- Open Access
Crustal conductivity in Fennoscandia—a compilation of a database on crustal conductance in the Fennoscandian Shield
© The Society of Geomagnetism and Earth, Planetary and Space Sciences (SGEPSS); The Seismological Society of Japan; The Volcanological Society of Japan; The Geodetic Society of Japan; The Japanese Society for Planetary Sciences. 2002
Received: 19 February 2001
Accepted: 5 December 2001
Published: 25 June 2014
A priori knowledge on large-scale sub-surface conductivity structure is required in many applications investigating electrical properties of the lithosphere. A map on crustal conductivity for the Fennoscandian Shield and its surrounding oceans, sea basins and continental areas is presented. The map is based on a new database on crustal conductance, i.e. depth integrated conductivity, where all available information on the conductivity of the bedrock, sedimentary cover and seawater are compiled together for the first time for the Fennoscandian Shield. The final model consists of eight separate layers to allow a 3D description of conductivity structures. The first three layers, viz. water, sediments and the first bedrock layer, describe the combined conductance of the uppermost 10 km. The other five bedrock layers contain the data of the crustal conductance from the depth of 10 km to the depth of 60 km.
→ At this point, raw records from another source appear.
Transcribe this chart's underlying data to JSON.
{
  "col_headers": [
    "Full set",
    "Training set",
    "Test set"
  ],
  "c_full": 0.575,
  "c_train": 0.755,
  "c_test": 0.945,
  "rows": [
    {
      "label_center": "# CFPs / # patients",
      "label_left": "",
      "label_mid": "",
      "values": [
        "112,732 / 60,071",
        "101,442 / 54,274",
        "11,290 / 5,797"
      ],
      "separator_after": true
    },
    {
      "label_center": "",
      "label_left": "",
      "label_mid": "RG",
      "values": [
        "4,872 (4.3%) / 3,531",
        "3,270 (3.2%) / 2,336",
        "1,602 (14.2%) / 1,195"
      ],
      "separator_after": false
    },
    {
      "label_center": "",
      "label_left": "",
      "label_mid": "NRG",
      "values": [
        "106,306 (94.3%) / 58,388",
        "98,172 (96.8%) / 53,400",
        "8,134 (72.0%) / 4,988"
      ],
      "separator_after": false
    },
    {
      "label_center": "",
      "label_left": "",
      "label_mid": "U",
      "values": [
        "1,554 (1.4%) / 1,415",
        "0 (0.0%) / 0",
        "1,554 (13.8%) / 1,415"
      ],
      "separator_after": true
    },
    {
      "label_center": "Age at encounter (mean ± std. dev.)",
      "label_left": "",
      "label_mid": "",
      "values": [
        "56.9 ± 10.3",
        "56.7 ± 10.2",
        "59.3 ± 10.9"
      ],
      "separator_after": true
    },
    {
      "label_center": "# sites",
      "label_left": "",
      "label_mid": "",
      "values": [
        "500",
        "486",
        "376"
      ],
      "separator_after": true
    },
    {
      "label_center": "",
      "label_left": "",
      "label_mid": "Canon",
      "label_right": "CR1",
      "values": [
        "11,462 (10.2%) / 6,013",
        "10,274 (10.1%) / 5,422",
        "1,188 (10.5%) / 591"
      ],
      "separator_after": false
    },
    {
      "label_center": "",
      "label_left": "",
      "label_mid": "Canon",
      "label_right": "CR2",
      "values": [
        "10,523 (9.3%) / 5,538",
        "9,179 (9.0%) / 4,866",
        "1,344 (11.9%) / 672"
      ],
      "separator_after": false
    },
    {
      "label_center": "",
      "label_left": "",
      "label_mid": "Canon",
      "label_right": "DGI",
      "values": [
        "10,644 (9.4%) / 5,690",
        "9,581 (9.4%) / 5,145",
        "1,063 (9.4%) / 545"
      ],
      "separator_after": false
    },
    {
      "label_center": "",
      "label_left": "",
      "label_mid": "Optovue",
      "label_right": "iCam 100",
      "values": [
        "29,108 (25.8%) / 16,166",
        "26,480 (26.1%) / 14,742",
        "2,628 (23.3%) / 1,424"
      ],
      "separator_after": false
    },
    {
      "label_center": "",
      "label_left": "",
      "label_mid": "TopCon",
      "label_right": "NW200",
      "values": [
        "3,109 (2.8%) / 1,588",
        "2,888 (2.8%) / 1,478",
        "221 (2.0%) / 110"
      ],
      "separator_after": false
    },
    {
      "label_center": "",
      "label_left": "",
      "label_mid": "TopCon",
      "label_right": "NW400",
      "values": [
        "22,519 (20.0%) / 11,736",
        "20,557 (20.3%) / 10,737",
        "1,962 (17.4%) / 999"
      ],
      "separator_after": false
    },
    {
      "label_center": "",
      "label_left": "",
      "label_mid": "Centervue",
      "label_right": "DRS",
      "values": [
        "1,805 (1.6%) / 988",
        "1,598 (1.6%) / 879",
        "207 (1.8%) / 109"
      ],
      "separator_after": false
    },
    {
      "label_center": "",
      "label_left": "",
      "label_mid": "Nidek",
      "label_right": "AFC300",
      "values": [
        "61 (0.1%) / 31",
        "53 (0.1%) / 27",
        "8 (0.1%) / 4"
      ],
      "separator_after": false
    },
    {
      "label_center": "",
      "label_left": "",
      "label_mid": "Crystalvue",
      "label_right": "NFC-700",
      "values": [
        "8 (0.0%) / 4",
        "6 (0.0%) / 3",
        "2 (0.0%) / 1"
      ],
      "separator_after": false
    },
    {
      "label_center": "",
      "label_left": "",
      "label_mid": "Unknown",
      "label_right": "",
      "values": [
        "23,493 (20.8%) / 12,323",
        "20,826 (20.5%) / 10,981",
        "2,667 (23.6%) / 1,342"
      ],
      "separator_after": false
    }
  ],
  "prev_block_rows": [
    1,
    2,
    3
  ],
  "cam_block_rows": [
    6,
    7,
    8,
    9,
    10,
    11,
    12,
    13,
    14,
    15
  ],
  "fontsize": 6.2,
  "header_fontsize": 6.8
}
The database covers an area from 0°E to 50°E and 50°N to 85°N. Water conductances are estimated from bathymetric data by converting depths to conductances and taking into account the salinity variations in the Baltic Sea. Conductance of the sedimentary cover includes estimates on the conductance of both marine and continental sediments. Bedrock conductances are extrapolated from 1D- and 2D-models. Extrapolations are based on data from magnetometer array studies, airborne electromagnetic surveys and other electromagnetic investigations as well as on other geophysical and geological data. The crustal conductivity structure appears to be very heterogeneous. Upper crust, in particular, has a very complex structure reflecting a complex geological history. Lower crust seems to be slightly more homogeneous although large regional contrasts are found in both the Archaean and Palaeoproterozoic areas.